As far as honest to goodness formula to disinfect leather, Chamberlains also offer a potent leather cleaner. It’s a natural alcohol and water blend called Straight Cleaner no. 2. Alcohol, having even greater penetration abilities than water, is able to pull out contaminants rooted very deep within your leather’s matrix – more so than most leather cleaning types. It’s the happy balance between imploding the leather and poking it with a stick.
If, however, you have another cleaner you want to disinfect leather with, here’s some general tips. I mentioned pH friendly earlier because that part’s actually really important. Leather’s got a pH value – the measure of acidity or alkalinity – generally around a 4.5, so it’s fairly acidic.

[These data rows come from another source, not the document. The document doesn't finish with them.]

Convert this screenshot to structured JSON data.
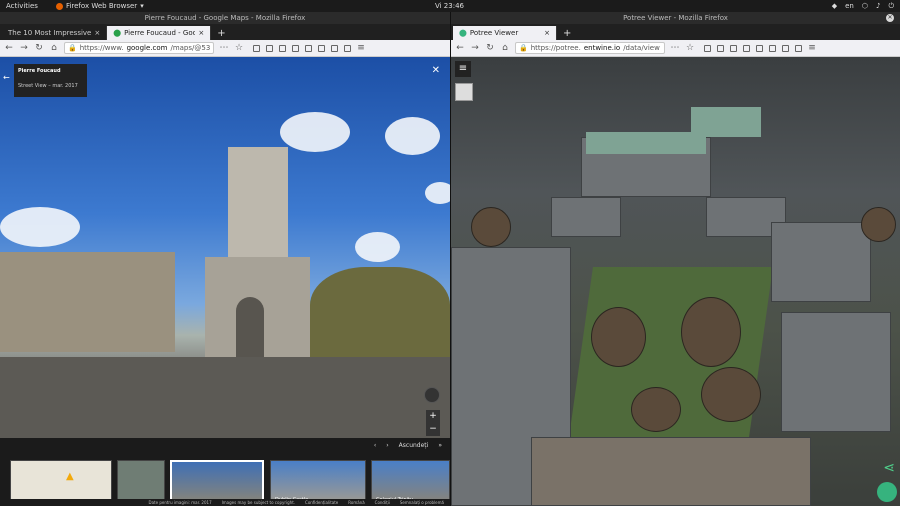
{
  "system": {
    "activities": "Activities",
    "app_name": "Firefox Web Browser",
    "clock": "Vi 23:46",
    "lang": "en"
  },
  "left_window": {
    "title": "Pierre Foucaud - Google Maps - Mozilla Firefox",
    "tabs": [
      {
        "label": "The 10 Most Impressive"
      },
      {
        "label": "Pierre Foucaud - Google"
      }
    ],
    "url": {
      "prefix": "https://www.",
      "host": "google.com",
      "rest": "/maps/@53"
    },
    "streetview": {
      "author": "Pierre Foucaud",
      "subtitle": "Street View – mar. 2017",
      "filmstrip_label": "Ascundeți",
      "thumbs": [
        {
          "label": "Dublin Castle"
        },
        {
          "label": "Colegiul Trinity"
        }
      ],
      "footer": [
        "Date pentru imagini: mar. 2017",
        "Images may be subject to copyright.",
        "Confidențialitate",
        "Română",
        "Condiții",
        "Semnalați o problemă"
      ]
    }
  },
  "right_window": {
    "title": "Potree Viewer - Mozilla Firefox",
    "tabs": [
      {
        "label": "Potree Viewer"
      }
    ],
    "url": {
      "prefix": "https://potree.",
      "host": "entwine.io",
      "rest": "/data/view"
    }
  }
}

The problem with many of your commercial and hospital grade cleaners (Lysol, bleach, etc.) is that they’ve got an alkaline pH level. So what happens is that every time your leather comes into contact with those cleaning agents, a chemical reaction is sparking up while those acidic and alkaline properties try to neutralize each other. I’ll spell it out for you: your leather’s getting messed up.
So Don’t Do That
Keep an eye out for pH values when you disinfect leather. Apart from that, make sure that you always test whatever treatment on your leather before you apply it to the whole thing. Lastly, it helps if it’s made for leather specifically. Leather’s a pretty unique material when it comes to materials. A good principle to follow is that if you would hesitate to put it on your own skin, it’s probably not a good idea to put it on your leather. It was, after all, skin at one time.
That’s all I’ve got for you today leathermancers. Cheerio!